In July 2009, Danzi was promoted to captain and became the chief’s right-hand man.
“I ran the Detective Bureau for the first two years I was captain, until Doug (Czora) was promoted to lieutenant.
“Now I do a lot of administrative work, help with the scheduling, make sure the tasers maintenance is kept up, keep up with the training for the officers and still answer calls. I’m very busy.”
“Chuck is a real asset to this department and I don’t know what I’ll do without him,” said Masullo.
“He has been here for me, helping with the everyday operations of this department, which is much more complex than anyone really knows. Replacing him is not going to be an easy thing to do, you can’t just replace all that experience,” Masullo said.
In the course of almost 25 years on the force, Danzi has also seen a lot of changes not only in the job but with the equipment.
“When I started, we had batons, then it was pepper spray and now it is tasers,” he said.
He went on to point out how the patrol vehicles have all been upgraded with better safety features, from air bags, reinforced body’s and in many cases roll bars, to rifles in all the cars, computers as standard equipment and new electronic plate readers.
“Police work has always been dangerous, but there is so much more out there now.
“You never know what will happen. There is no such thing as a normal call,” Danzi said.
The types of crime has changed too over the years.
“Prescription drug abuse is almost epidemic now. It is the biggest change I’ve seen over the years.
“Domestic violence is up three-fold and I don’t know if it will continue to get worse with the stresses of the economy.”
Danzi will be quick to tell that the job is not all negative experiences, no way.
“Dealing with the people is the best part of this job and there’s an excitement about not knowing what will happen next.
“This is not ever a boring job, each day is different and brings you a new experience. You never know what impact you will have on someone. I even delivered a baby in the back seat of a vehicle once,” he said.
Another of those non-boring days occurred on Jan. 28, 1994 when he responded to a fire at the Tanglewood Apartments.
Danzi ran into the burning building that was filled with smoke and pulled a woman from the building, saving her life.

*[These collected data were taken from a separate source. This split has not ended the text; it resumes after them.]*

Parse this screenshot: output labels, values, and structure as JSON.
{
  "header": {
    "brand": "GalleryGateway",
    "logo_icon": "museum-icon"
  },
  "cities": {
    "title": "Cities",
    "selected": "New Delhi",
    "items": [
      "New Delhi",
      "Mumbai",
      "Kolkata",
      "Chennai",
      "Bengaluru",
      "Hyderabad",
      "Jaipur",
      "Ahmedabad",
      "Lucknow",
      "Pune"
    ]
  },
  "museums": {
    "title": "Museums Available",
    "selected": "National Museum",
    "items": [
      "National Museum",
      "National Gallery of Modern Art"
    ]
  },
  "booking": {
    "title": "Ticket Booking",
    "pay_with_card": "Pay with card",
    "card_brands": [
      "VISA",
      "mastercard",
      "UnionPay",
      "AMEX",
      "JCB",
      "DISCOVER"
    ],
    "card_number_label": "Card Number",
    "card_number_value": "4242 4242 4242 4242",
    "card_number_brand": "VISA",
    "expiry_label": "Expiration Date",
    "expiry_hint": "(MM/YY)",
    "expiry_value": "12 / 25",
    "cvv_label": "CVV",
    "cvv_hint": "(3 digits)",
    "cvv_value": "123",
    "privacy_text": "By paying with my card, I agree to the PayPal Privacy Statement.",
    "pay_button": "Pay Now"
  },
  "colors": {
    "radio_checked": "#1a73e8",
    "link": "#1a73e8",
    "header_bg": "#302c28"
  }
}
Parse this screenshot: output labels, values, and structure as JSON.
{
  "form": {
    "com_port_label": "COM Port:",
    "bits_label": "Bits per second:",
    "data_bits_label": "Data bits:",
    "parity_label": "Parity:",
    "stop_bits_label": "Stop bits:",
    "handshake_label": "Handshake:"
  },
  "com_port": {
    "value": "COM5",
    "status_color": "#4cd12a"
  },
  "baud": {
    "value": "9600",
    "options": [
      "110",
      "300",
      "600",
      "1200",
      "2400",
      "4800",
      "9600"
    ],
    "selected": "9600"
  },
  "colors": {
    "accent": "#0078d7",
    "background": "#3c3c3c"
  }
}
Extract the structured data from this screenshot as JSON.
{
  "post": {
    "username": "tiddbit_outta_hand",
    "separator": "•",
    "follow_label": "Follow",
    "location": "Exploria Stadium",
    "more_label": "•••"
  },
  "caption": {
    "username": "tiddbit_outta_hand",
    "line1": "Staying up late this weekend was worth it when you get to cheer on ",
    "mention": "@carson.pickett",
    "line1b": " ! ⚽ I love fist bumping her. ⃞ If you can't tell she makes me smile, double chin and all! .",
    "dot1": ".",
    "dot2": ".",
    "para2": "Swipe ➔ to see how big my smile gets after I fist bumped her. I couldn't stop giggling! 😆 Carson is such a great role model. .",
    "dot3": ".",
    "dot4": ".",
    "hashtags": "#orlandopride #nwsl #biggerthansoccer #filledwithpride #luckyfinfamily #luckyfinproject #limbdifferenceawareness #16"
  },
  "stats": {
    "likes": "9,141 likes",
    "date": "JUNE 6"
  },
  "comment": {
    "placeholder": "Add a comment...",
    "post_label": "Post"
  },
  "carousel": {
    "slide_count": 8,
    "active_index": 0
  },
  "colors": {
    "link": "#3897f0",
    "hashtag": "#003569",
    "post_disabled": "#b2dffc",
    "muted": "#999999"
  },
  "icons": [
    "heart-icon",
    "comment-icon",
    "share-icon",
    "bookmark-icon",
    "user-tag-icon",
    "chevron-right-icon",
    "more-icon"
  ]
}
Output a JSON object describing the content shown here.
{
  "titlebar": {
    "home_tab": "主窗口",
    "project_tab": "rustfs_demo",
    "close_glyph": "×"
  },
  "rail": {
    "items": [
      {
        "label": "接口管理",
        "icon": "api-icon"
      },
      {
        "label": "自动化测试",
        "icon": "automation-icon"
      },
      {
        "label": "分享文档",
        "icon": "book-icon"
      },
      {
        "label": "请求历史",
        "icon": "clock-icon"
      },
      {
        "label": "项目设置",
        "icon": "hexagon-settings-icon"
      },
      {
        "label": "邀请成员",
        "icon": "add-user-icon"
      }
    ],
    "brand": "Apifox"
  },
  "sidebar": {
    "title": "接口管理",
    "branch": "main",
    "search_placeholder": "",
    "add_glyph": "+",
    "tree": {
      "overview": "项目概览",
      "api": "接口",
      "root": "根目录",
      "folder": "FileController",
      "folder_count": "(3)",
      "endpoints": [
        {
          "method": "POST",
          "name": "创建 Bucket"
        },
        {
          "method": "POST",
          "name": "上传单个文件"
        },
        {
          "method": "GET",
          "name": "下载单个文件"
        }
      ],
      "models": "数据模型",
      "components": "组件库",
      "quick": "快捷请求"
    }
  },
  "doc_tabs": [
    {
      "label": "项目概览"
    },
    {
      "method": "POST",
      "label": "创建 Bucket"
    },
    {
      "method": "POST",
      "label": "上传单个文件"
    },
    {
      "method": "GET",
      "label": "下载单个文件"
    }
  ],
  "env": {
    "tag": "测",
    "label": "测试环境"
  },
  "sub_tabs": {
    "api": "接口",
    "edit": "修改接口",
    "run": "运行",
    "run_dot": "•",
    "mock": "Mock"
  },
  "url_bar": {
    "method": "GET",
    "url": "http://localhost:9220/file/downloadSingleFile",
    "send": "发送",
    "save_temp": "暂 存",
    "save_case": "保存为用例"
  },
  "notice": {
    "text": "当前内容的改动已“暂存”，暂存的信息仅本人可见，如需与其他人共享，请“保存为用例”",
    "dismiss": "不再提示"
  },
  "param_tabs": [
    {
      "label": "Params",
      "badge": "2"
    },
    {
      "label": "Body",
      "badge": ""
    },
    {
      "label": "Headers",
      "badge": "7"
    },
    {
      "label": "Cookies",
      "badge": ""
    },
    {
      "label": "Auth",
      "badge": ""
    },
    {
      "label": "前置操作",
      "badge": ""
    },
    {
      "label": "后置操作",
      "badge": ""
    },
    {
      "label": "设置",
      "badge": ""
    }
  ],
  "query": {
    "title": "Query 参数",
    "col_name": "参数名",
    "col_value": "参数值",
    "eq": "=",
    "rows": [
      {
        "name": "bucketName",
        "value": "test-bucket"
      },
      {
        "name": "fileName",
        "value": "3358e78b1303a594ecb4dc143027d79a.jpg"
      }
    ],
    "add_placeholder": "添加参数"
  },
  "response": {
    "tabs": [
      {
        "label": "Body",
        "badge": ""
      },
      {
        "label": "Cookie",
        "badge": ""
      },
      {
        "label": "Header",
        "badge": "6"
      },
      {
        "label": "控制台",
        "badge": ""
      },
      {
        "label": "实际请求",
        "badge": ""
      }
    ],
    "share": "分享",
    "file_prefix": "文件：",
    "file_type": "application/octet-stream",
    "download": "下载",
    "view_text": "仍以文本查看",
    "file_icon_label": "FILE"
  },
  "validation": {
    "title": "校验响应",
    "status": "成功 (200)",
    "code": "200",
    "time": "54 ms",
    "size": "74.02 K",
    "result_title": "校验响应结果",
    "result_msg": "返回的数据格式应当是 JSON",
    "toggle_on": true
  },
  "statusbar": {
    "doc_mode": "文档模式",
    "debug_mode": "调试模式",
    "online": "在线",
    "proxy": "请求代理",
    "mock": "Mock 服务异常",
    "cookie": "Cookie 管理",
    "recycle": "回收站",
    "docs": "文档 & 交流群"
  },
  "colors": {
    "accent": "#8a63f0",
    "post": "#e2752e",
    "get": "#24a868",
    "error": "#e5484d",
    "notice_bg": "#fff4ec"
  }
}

He received a commendation and award for his efforts.
“People said ‘What are you crazy running in there, you’ve got a baby on the way’,” he said. “You know, it never crossed my mind. I knew someone was in there and I knew I could get her out.”
Five days later, his wife, Jeanne Dowling Danzi, gave birth to their first child, daughter Shannon, now 18 and a freshman at college.
The couple, who have been married 20 years, have another daughter, Callie, 17, who is a senior in high school.
“I can’t tell you how important my family is, my girls are my treasure,” he said with a wide smile on his face. His office is graced with multiple pictures of his family, reinforcing that sentiment.
“It is amazing how quickly the time has flown by,” he said. “Now I’m teaching kids that I knew their parents when they were kids. That really makes you think.
“So, I decided I wanted to go back into the private sector and put my college degree to work.
“I’ve done police work now for a long time and now I want to do something different, it is time for a change.
“Police work is what I know and leaving it behind is kind of scary but it is exciting at the same time. I’m going to miss this but I’m looking forward to new challenges.
“Bottom line though, I wouldn’t trade these last 25 years for anything,” he said.